26 July 2010
Archbishop Emeritus Desmond Tutu has praised South Africans for their contribution to the world.
“We surprised ourselves in how we accomplished the World Cup with panache,” Tutu said during a press briefing today at the Cape Town’s St George Cathedral last week, where he announced that he intends to retire from public engagements when he turns 79 on 7 October 2010.
“We really are amazing. Apart from welcoming the world as we did and being able to be so efficient, despite and what many could say, because of our history which has made us reach out to others, that has left them breathless, and I think the world needs that,” he said.
“If we were a film, we would be shooting for an Oscar,” said Tutu, whose only hope before he dies is to see South Africa become a “winning country”.

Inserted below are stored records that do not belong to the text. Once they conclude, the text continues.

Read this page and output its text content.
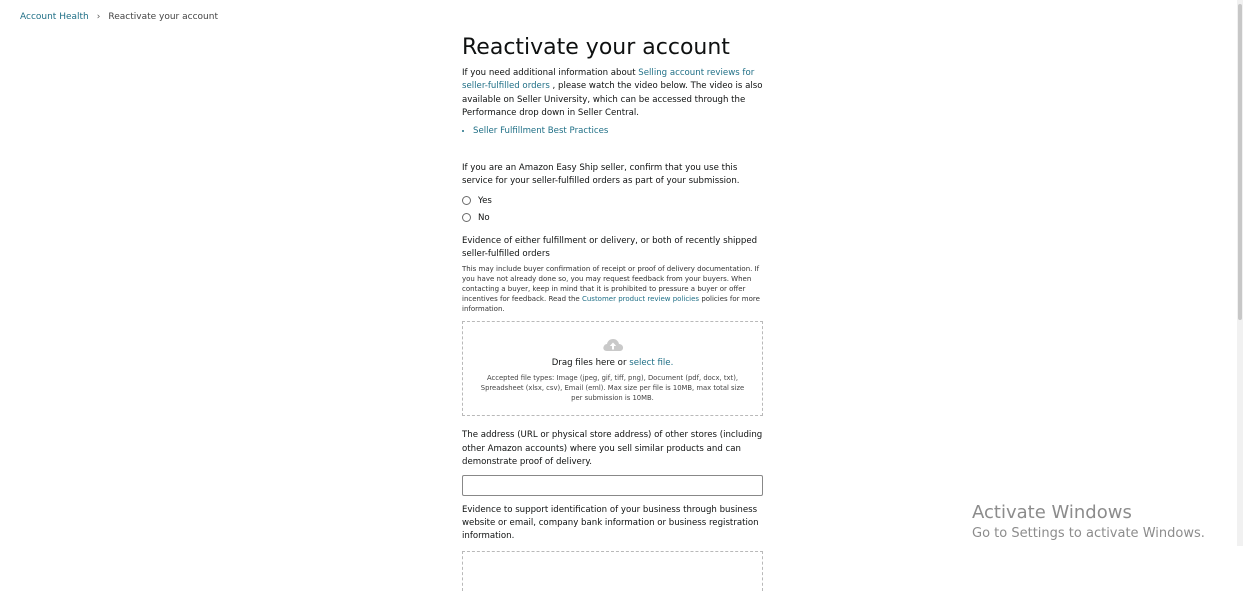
Account Health › Reactivate your account
Reactivate your account
If you need additional information about Selling account reviews for seller-fulfilled orders , please watch the video below. The video is also available on Seller University, which can be accessed through the Performance drop down in Seller Central.
• Seller Fulfillment Best Practices
If you are an Amazon Easy Ship seller, confirm that you use this service for your seller-fulfilled orders as part of your submission.
Yes
No
Evidence of either fulfillment or delivery, or both of recently shipped seller-fulfilled orders
This may include buyer confirmation of receipt or proof of delivery documentation. If you have not already done so, you may request feedback from your buyers. When contacting a buyer, keep in mind that it is prohibited to pressure a buyer or offer incentives for feedback. Read the Customer product review policies policies for more information.
Drag files here or select file.
Accepted file types: Image (jpeg, gif, tiff, png), Document (pdf, docx, txt), Spreadsheet (xlsx, csv), Email (eml). Max size per file is 10MB, max total size per submission is 10MB.
The address (URL or physical store address) of other stores (including other Amazon accounts) where you sell similar products and can demonstrate proof of delivery.
Evidence to support identification of your business through business website or email, company bank information or business registration information.
Activate Windows
Go to Settings to activate Windows.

“I long so much that we will become the country we have it in ourselves to become, a caring, not hugely successful, but one in which every South African feels they matter,” he said. “I would go to my grave lightly if we become a country that is caring, compassionate, gentle, sharing.”
One of the ‘best day’s ever’
Tutu said he would remember the day he had introduced former president Nelson Mandela as the South Africa’s newly elected president as one of his best day’s ever. About that day, Tutu said: “I said, God, if I die now I really don’t mind.”
He said while former president Thabo Mbeki would be remembered for his involvement in peacemaking in Africa, there were hopeful developments in President Jacob Zuma’s administration in the battle to tackle HIV/Aids.
Turning to his health, he said that though he still had prostate cancer it was at a mild stage. “I am as fine as one could hope to be. I don’t propose to climb Table Mountain, but I’m not likely to keel over,” he joked.
He said his only “little panic” was that he once wanted to be a physician, and added that he always wanted to know what it was like to be taller.
Quiet reflection, family, reading
Tutu, who retired in 1996 as Archbishop of Cape Town, said he would devote his time to quiet reflection, his family and reading.
He said the time had now come for him to slow down, sip rooibos tea with his wife in the afternoon, watch cricket, and travel to visit his children and grandchildren rather than to attend conferences and conventions and be at university campuses.
“On the whole, I will shut up, but sometimes I might not be able to resist, so bye bye,” he quipped.
He emphasised that he would honour all existing appointments but would not add any new engagements to his schedule. He would limit his time to one day a week in the office until the office wound down in February 2011.
Still an ‘Elder’
While continuing with his involvement with the Elders and Nobel Laureate Group and with his support of the Desmond Tutu Peace Centre, he would step down from his positions as Chancellor of the University of the Western Cape and as a representative on the UN’s advisory committee on the prevention of genocide.
“I think I’ve done as much as I can, and I really do need time for other things that I have wanted to do. I really want a little more quiet,” said Tutu, adding that there were “superb” people that could take over the advocacy work he had been doing.